During the dryer seasons, the cows tend to gather up in these selected areas of the water bodies. It is the time when most of the meetings take place. During this time, you can witness a rare eruption of battles among the bulls if they invade the territory of another one. 

Hippos often engage in mating battles in which they can slash the flesh of other hippos with their sharp incisors. Even though Hippo skin is quite thick, battle wounds during mating season can become fatal.

Baby Hippos

Hippos generally give birth to a single calf that weighs about 30 to 50 kgs. Mother hippos have a gestation period of eight months, after which they give birth to the calf underwater. 

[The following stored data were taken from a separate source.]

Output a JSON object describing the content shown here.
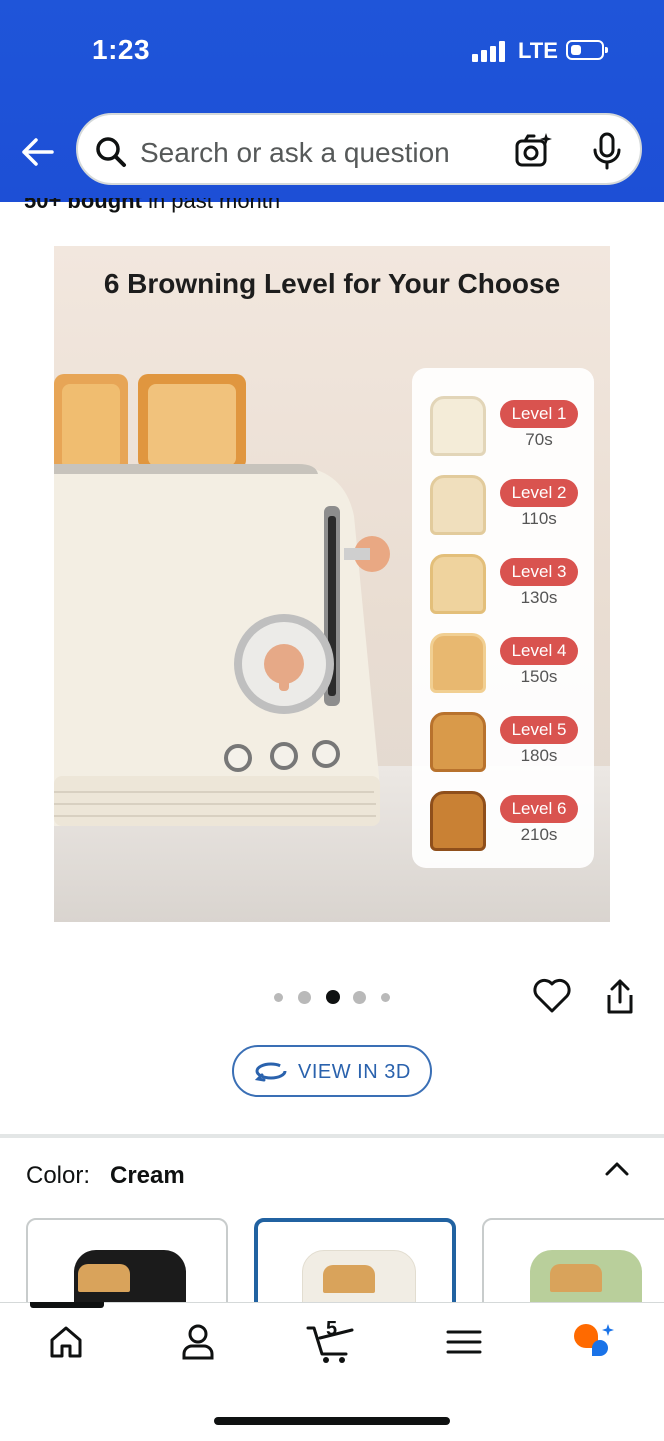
{
  "status_bar": {
    "time": "1:23",
    "network": "LTE"
  },
  "search": {
    "placeholder": "Search or ask a question"
  },
  "product": {
    "bought_bold": "50+ bought",
    "bought_rest": " in past month",
    "image": {
      "headline": "6 Browning Level for Your Choose",
      "levels": [
        {
          "label": "Level 1",
          "time": "70s",
          "color": "#f4ecd8"
        },
        {
          "label": "Level 2",
          "time": "110s",
          "color": "#f0dfbd"
        },
        {
          "label": "Level 3",
          "time": "130s",
          "color": "#efd39e"
        },
        {
          "label": "Level 4",
          "time": "150s",
          "color": "#e8b870"
        },
        {
          "label": "Level 5",
          "time": "180s",
          "color": "#d99a4a"
        },
        {
          "label": "Level 6",
          "time": "210s",
          "color": "#c98134"
        }
      ],
      "badge_color": "#d9534f"
    },
    "carousel": {
      "count": 5,
      "active_index": 2
    },
    "view_3d_label": "VIEW IN 3D",
    "color": {
      "label": "Color:",
      "value": "Cream"
    },
    "swatches": [
      {
        "name": "Black",
        "color": "#1b1b1b"
      },
      {
        "name": "Cream",
        "color": "#f1ede4",
        "selected": true
      },
      {
        "name": "Green",
        "color": "#b9cf9b"
      }
    ]
  },
  "tabbar": {
    "cart_count": "5",
    "accent": "#ff6a00"
  },
  "colors": {
    "header": "#1d4fd6",
    "link": "#2a62ad"
  }
}
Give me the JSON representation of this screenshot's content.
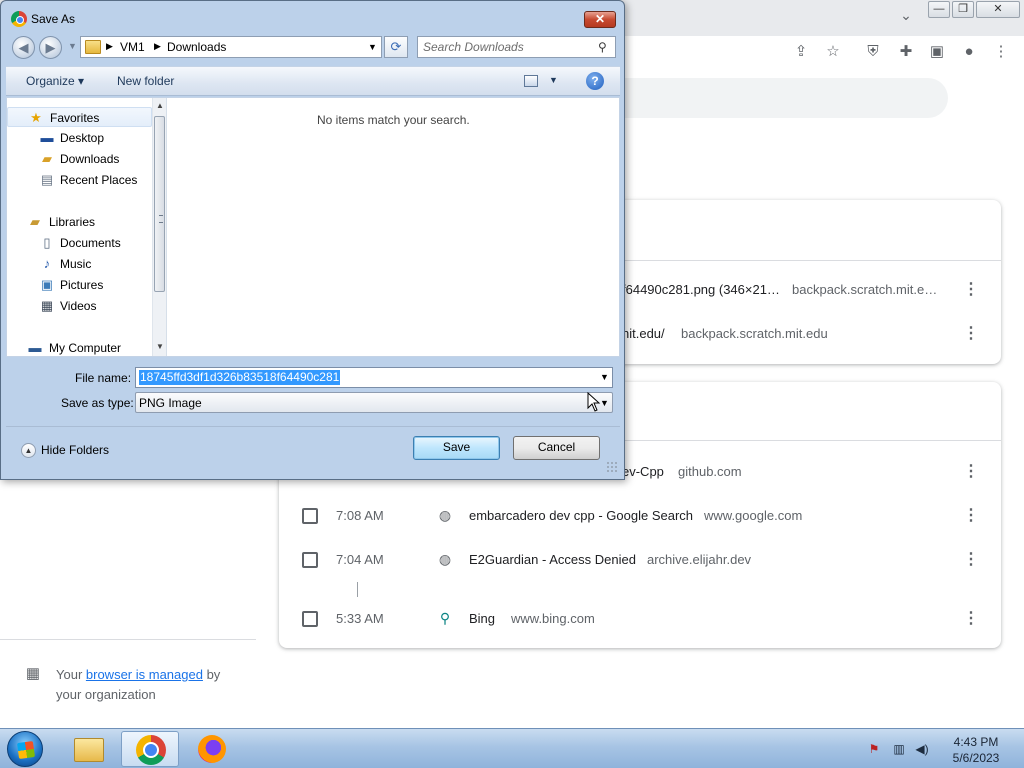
{
  "chrome": {
    "window_controls": [
      "⌄",
      "—",
      "❐",
      "✕"
    ],
    "toolbar_icons": [
      "share-icon",
      "bookmark-star-icon",
      "shield-extension-icon",
      "puzzle-extensions-icon",
      "side-panel-icon",
      "profile-avatar-icon",
      "menu-kebab-icon"
    ],
    "history_rows": [
      {
        "title": "f64490c281.png (346×21…",
        "domain": "backpack.scratch.mit.e…"
      },
      {
        "title": "nit.edu/",
        "domain": "backpack.scratch.mit.edu"
      },
      {
        "title": "ev-Cpp",
        "domain": "github.com"
      },
      {
        "time": "7:08 AM",
        "title": "embarcadero dev cpp - Google Search",
        "domain": "www.google.com",
        "favicon": "globe-icon"
      },
      {
        "time": "7:04 AM",
        "title": "E2Guardian - Access Denied",
        "domain": "archive.elijahr.dev",
        "favicon": "globe-icon"
      },
      {
        "time": "5:33 AM",
        "title": "Bing",
        "domain": "www.bing.com",
        "favicon": "search-icon"
      }
    ],
    "managed": {
      "prefix": "Your ",
      "link": "browser is managed",
      "suffix": " by your organization"
    }
  },
  "dialog": {
    "title": "Save As",
    "breadcrumb": [
      "VM1",
      "Downloads"
    ],
    "search_placeholder": "Search Downloads",
    "commands": {
      "organize": "Organize ▾",
      "new_folder": "New folder"
    },
    "nav_items": [
      {
        "label": "Favorites",
        "icon": "star-icon"
      },
      {
        "label": "Desktop",
        "icon": "desktop-icon"
      },
      {
        "label": "Downloads",
        "icon": "downloads-folder-icon"
      },
      {
        "label": "Recent Places",
        "icon": "recent-places-icon"
      },
      {
        "label": "Libraries",
        "icon": "libraries-icon"
      },
      {
        "label": "Documents",
        "icon": "documents-icon"
      },
      {
        "label": "Music",
        "icon": "music-icon"
      },
      {
        "label": "Pictures",
        "icon": "pictures-icon"
      },
      {
        "label": "Videos",
        "icon": "videos-icon"
      },
      {
        "label": "My Computer",
        "icon": "computer-icon"
      }
    ],
    "empty_message": "No items match your search.",
    "file_name_label": "File name:",
    "file_name_value": "18745ffd3df1d326b83518f64490c281",
    "save_type_label": "Save as type:",
    "save_type_value": "PNG Image",
    "hide_folders": "Hide Folders",
    "save_button": "Save",
    "cancel_button": "Cancel"
  },
  "taskbar": {
    "apps": [
      "windows-explorer",
      "google-chrome",
      "firefox"
    ],
    "clock_time": "4:43 PM",
    "clock_date": "5/6/2023"
  }
}
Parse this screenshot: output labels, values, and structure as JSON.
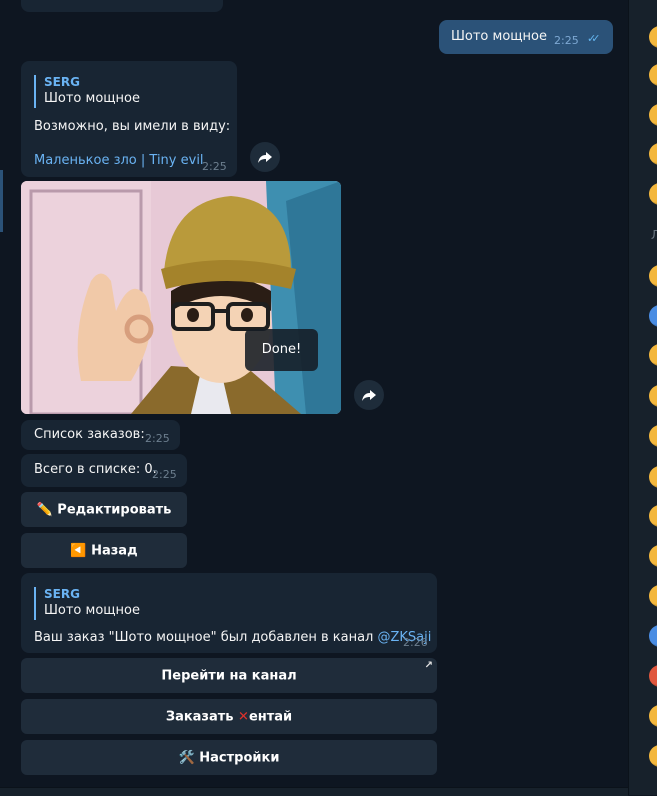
{
  "messages": {
    "out1": {
      "text": "Шото мощное",
      "time": "2:25"
    },
    "bot1": {
      "reply_name": "SERG",
      "reply_text": "Шото мощное",
      "text": "Возможно, вы имели в виду:",
      "link": "Маленькое зло | Tiny evil",
      "time": "2:25"
    },
    "photo": {
      "toast": "Done!"
    },
    "list1": {
      "text": "Список заказов:",
      "time": "2:25"
    },
    "list2": {
      "text": "Всего в списке: 0.",
      "time": "2:25"
    },
    "bot2": {
      "reply_name": "SERG",
      "reply_text": "Шото мощное",
      "text_prefix": "Ваш заказ \"Шото мощное\" был добавлен в канал ",
      "mention": "@ZKSaji",
      "time": "2:26"
    }
  },
  "keyboard1": {
    "edit": "✏️ Редактировать",
    "back": "◀️ Назад"
  },
  "keyboard2": {
    "go_channel": "Перейти на канал",
    "order_prefix": "Заказать ",
    "order_suffix": "ентай",
    "settings": "🛠️ Настройки"
  },
  "side": {
    "letter": "Л"
  },
  "colors": {
    "background": "#0e1621",
    "incoming": "#182533",
    "outgoing": "#2b5278",
    "accent": "#6ab3f3",
    "button": "#1f2c3a"
  }
}
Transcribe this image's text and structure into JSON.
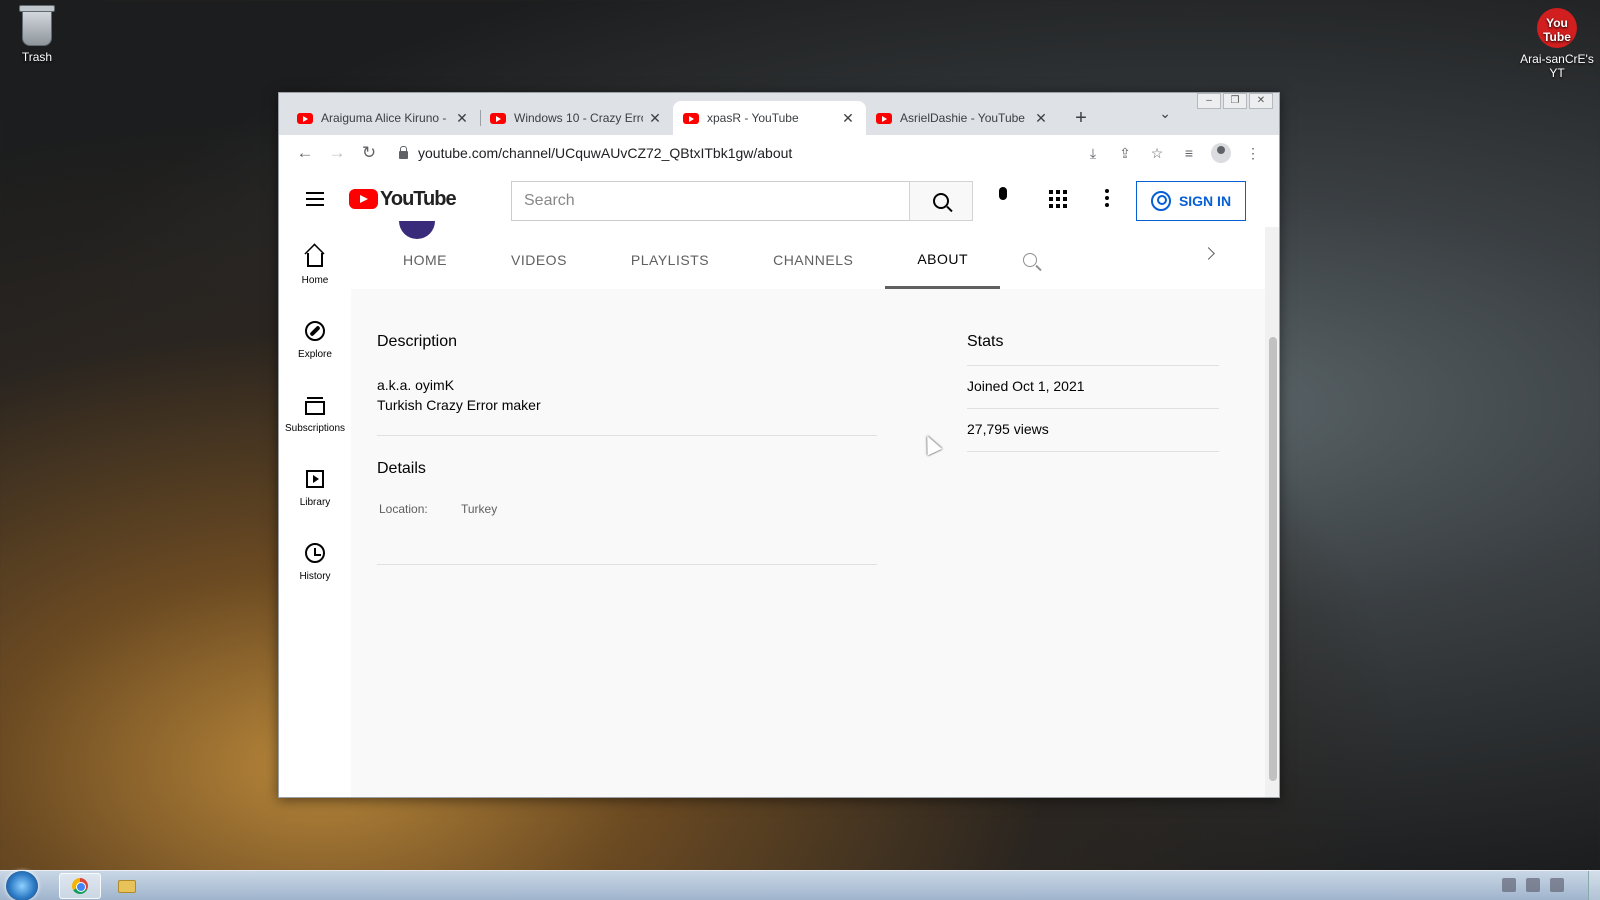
{
  "desktop": {
    "trash_label": "Trash",
    "shortcut_label": "Arai-sanCrE's YT",
    "shortcut_glyph": "You Tube"
  },
  "browser": {
    "tabs": [
      {
        "title": "Araiguma Alice Kiruno -",
        "active": false
      },
      {
        "title": "Windows 10 - Crazy Erro",
        "active": false
      },
      {
        "title": "xpasR - YouTube",
        "active": true
      },
      {
        "title": "AsrielDashie - YouTube",
        "active": false
      }
    ],
    "new_tab": "+",
    "tab_search": "⌄",
    "url": "youtube.com/channel/UCquwAUvCZ72_QBtxITbk1gw/about",
    "window_controls": {
      "minimize": "–",
      "maximize": "❐",
      "close": "✕"
    }
  },
  "youtube": {
    "logo_text": "YouTube",
    "search_placeholder": "Search",
    "sign_in": "SIGN IN",
    "guide": [
      {
        "label": "Home",
        "icon": "home-icon"
      },
      {
        "label": "Explore",
        "icon": "compass-icon"
      },
      {
        "label": "Subscriptions",
        "icon": "subscriptions-icon"
      },
      {
        "label": "Library",
        "icon": "library-icon"
      },
      {
        "label": "History",
        "icon": "history-icon"
      }
    ],
    "channel_tabs": [
      "HOME",
      "VIDEOS",
      "PLAYLISTS",
      "CHANNELS",
      "ABOUT"
    ],
    "active_tab": "ABOUT",
    "about": {
      "description_heading": "Description",
      "description_lines": [
        "a.k.a. oyimK",
        "Turkish Crazy Error maker"
      ],
      "details_heading": "Details",
      "location_label": "Location:",
      "location_value": "Turkey"
    },
    "stats": {
      "heading": "Stats",
      "joined": "Joined Oct 1, 2021",
      "views": "27,795 views"
    }
  },
  "colors": {
    "brand_red": "#ff0000",
    "link_blue": "#065fd4"
  }
}
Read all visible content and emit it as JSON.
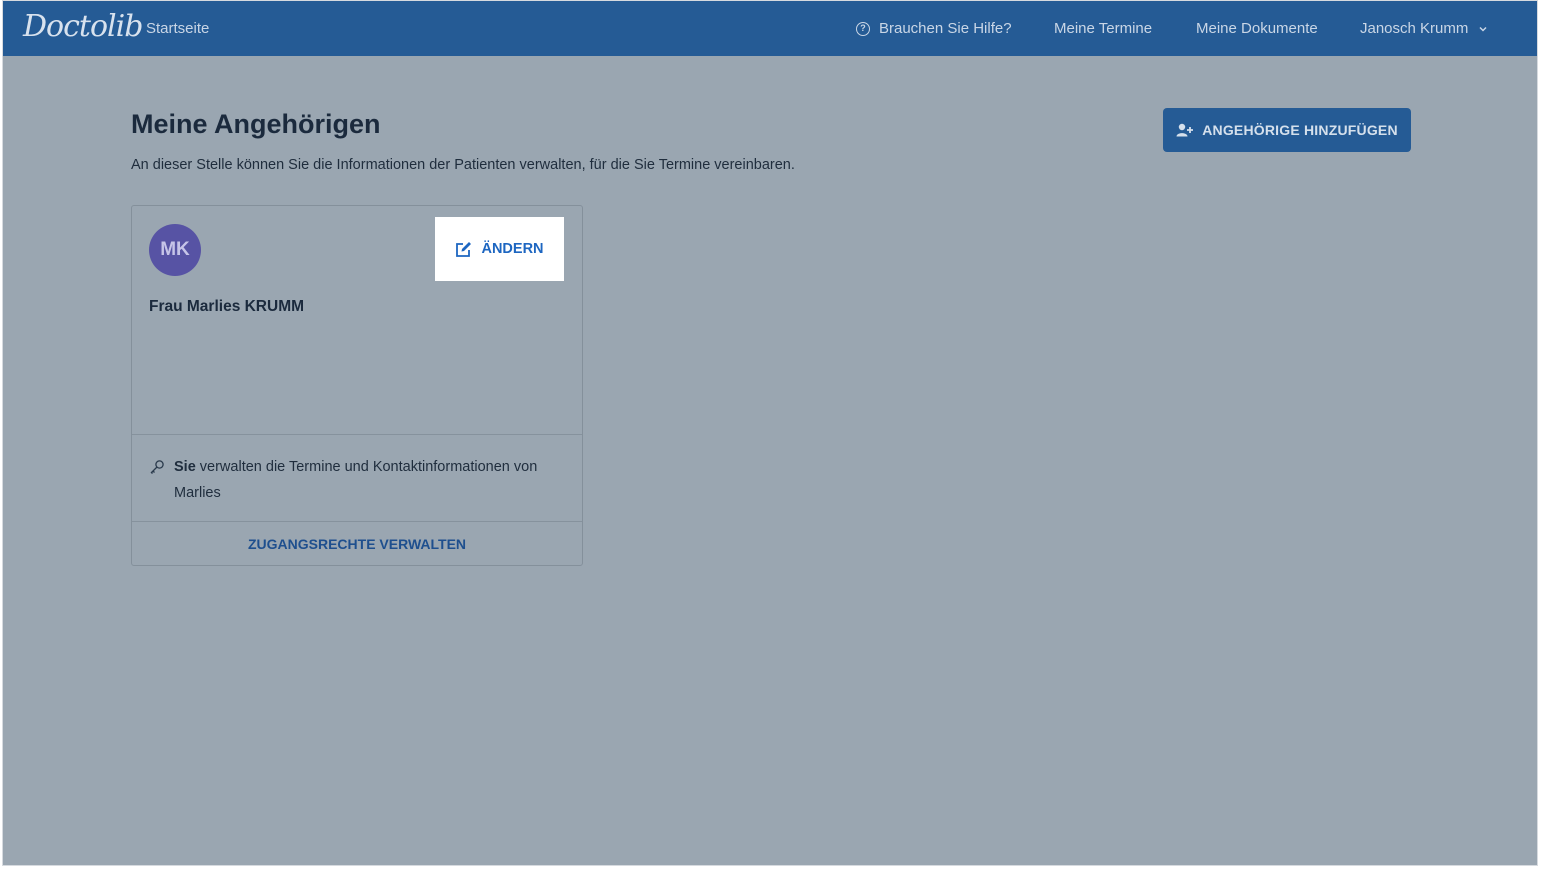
{
  "header": {
    "logo": "Doctolib",
    "home_link": "Startseite",
    "help_link": "Brauchen Sie Hilfe?",
    "appointments_link": "Meine Termine",
    "documents_link": "Meine Dokumente",
    "user_name": "Janosch Krumm"
  },
  "page": {
    "title": "Meine Angehörigen",
    "subtitle": "An dieser Stelle können Sie die Informationen der Patienten verwalten, für die Sie Termine vereinbaren.",
    "add_button": "ANGEHÖRIGE HINZUFÜGEN"
  },
  "relative_card": {
    "avatar_initials": "MK",
    "edit_button": "ÄNDERN",
    "name": "Frau Marlies KRUMM",
    "access_bold": "Sie",
    "access_text": " verwalten die Termine und Kontaktinformationen von Marlies",
    "manage_link": "ZUGANGSRECHTE VERWALTEN"
  },
  "colors": {
    "navbar": "#255b95",
    "overlay_background": "#9aa6b1",
    "avatar": "#5753a4",
    "accent_link": "#1d66c1"
  },
  "icons": [
    "help-circle-icon",
    "chevron-down-icon",
    "add-user-icon",
    "edit-icon",
    "key-icon"
  ]
}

The calf can feed both on the land and underwater. It keeps its nostrils and ears closed when nursing underwater. 

The baby hippo starts to eat some small amount of grass alongside their mother’s milk from 4 weeks old. From six months old, the baby hippos are then entirely weaned off the mother’s milk. 

Even though baby hippos are not that small in size, they are pretty vulnerable to the predators like crocodile lions and hyenas. After giving birth cows, form a strong bond with their babies, which they retain for a long time. 

Even though the hippos live in schools, they do not create any permanent association with other hippos. However, a mother can keep close relationships with their babies.

Location

Hippos can be seen in East Africa, but you can spot them almost everywhere in the African region. Even though hippos are pretty common in Africa, the number of these animals decreases continuously throughout the continent. 

While human-animal conflict is one of the main reasons for this, dwindling numbers of hippos poaching for Ivory are the main threats to this species. A population assessment carried out in 2008 indicated that around 126,000 149,000 hippos are left in the wild.